The lagoon was abandoned in the 1990s as public health requirements changed. At that time, the neighborhood annexed into the city and a sewer main was extended to the neighborhood. Since the annexation, Murphy said the condition continued to diminish to the point where residents are experiencing back ups, so he said addressing the system is necessary.
As part of the annexation, the city inherited operation and maintenance obligations for the sewer system.
“The system was built to an unknown or non-existent standard in the county and is experiencing a lot of structural failures, root intrusions blockages and these are the sort that are warranting a full rebuild of the system,” he said.
As Murphy and other city employees gathered information about the condition of the system, the city worked to keep Woodgate residents informed. He said they sent letters to residences in the neighborhood and will continue to work with residents to coordinate work that impacts yards.
Murphy also said many subdivision residents are aware of problems with the sewer system because those problems are also present on their private lines. In general, he said the city has had great support from residents.

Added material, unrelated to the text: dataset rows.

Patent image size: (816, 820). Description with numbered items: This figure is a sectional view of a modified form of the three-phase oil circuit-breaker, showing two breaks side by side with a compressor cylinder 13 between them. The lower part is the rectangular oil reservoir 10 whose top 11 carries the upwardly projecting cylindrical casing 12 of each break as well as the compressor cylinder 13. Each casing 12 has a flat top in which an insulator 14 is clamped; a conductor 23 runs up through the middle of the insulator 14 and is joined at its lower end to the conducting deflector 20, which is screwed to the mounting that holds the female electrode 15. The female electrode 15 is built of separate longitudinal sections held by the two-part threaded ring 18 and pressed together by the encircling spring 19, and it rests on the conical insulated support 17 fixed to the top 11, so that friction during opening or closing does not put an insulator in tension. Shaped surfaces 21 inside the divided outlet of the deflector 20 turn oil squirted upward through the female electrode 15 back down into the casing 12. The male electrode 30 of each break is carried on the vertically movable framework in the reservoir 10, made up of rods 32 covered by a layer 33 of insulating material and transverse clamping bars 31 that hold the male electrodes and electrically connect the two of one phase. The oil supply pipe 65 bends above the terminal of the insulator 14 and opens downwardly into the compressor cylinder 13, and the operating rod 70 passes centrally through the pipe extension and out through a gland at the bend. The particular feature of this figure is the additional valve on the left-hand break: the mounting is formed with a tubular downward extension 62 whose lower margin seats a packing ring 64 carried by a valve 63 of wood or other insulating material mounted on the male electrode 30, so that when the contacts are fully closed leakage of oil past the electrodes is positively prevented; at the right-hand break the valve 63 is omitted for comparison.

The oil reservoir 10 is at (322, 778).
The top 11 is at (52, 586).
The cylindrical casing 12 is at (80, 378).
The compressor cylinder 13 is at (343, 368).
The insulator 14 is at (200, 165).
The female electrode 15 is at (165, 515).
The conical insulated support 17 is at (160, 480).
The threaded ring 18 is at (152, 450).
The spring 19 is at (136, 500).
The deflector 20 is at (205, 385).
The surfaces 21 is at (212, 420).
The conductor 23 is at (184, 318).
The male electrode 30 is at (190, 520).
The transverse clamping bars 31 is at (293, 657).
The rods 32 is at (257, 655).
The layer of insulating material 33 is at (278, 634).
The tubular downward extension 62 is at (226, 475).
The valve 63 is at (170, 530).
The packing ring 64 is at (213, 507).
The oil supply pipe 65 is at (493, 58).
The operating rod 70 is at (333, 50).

Residents are also encouraged to contact the city with any questions or to be placed on an email list for updates on the project. To receive notifications, email firstname.lastname@example.org. Routine updates will be posted at www.MoveMo.co.
According to the city’s contract documentation, the original sewer system was built primarily using thin-walled plastic irrigation pipe (PIP). The city has continually had maintenance issues with improper pipe support, collapsing pipes, separated joints, and protruding or unsealed service connections.
A challenge with rebuilding the system is the location of the existing system on residential properties as the pipes run through the backyards of private lots, which requires coordination with residents for access. It also requires the contractor to use different techniques for updating the pipes, instead of digging up the existing pipe and laying in new pipe. There is also no formal piping network map.
“So it doesn’t lend itself to a conventional going in and digging them up and replacing the lines,” Murphy said. “Hence, we’re using a lot of trenchless technology to try to limit the impacts to all of the residences.”
The technique is called pipe-bursting: contract workers run a cutting hydraulic head and pull a new pipe inside the old pipe while bursting the old pipe out of the way. They will also install an ultraviolet cured-in-place pipe (CIPP) lining system, which acts like a resin sock that runs inside the line to cure. The resin strengthens the pipe and allows workers to reconnect service lines without residents experiencing any disruption in services.
The project seeks to improve line durability, efficiency, reliability and accessibility.
After putting out a call for bids on Aug. 20, the city received ones from Haynes Excavation, Skip Huston Construction and Ridgway Valley Enterprises. The council awarded the bid to the lowest bidder Haynes Excavation at $972,050.75.
Throughout the rehabilitation, Haynes Excavation will complete spot repairs where failures of the pipe have occurred, insertion of new manholes and cleanout basins, and utilization of trenchless technologies to replace pipes.
City Councilor Roy Anderson said he appreciated the work city staff have done to take care for residents in that neighborhood.
“I think it’s really admirable the amount of work you’ve done to put this design together and to ensure that each landowner has continued service,” Anderson said. “I know that’s not easy.
“Everyone involved has done a great job. I think we’re taking good care of our community down on that south end.”
The projects contain a 10% contingency in the hopes any unknown costs can be covered with those funds, rather than having to issue a change order through the council.
“Although we’ve done a lot of investigative work to get to this point, this is a relatively high risk project because there are a lot of unknowns,” Anderson said.
The project is budgeted over a span of two years. The 2020 budget included $600,000 for completion of the project. Since the time the council approved the budgeted amount, city personnel discovered the system was in worse shape than anticipated, so the cost to renovate is higher. Approximately $400,000 of the project costs are anticipated to be expended in 2020 within the budgeted capital line. The remaining balance is being proposed in the sewer capital line of the 2021 budget.
Work is expected to last through May 2021.
Lauren Brant is a staff writer and digital content coordinator for the Montrose Daily Press.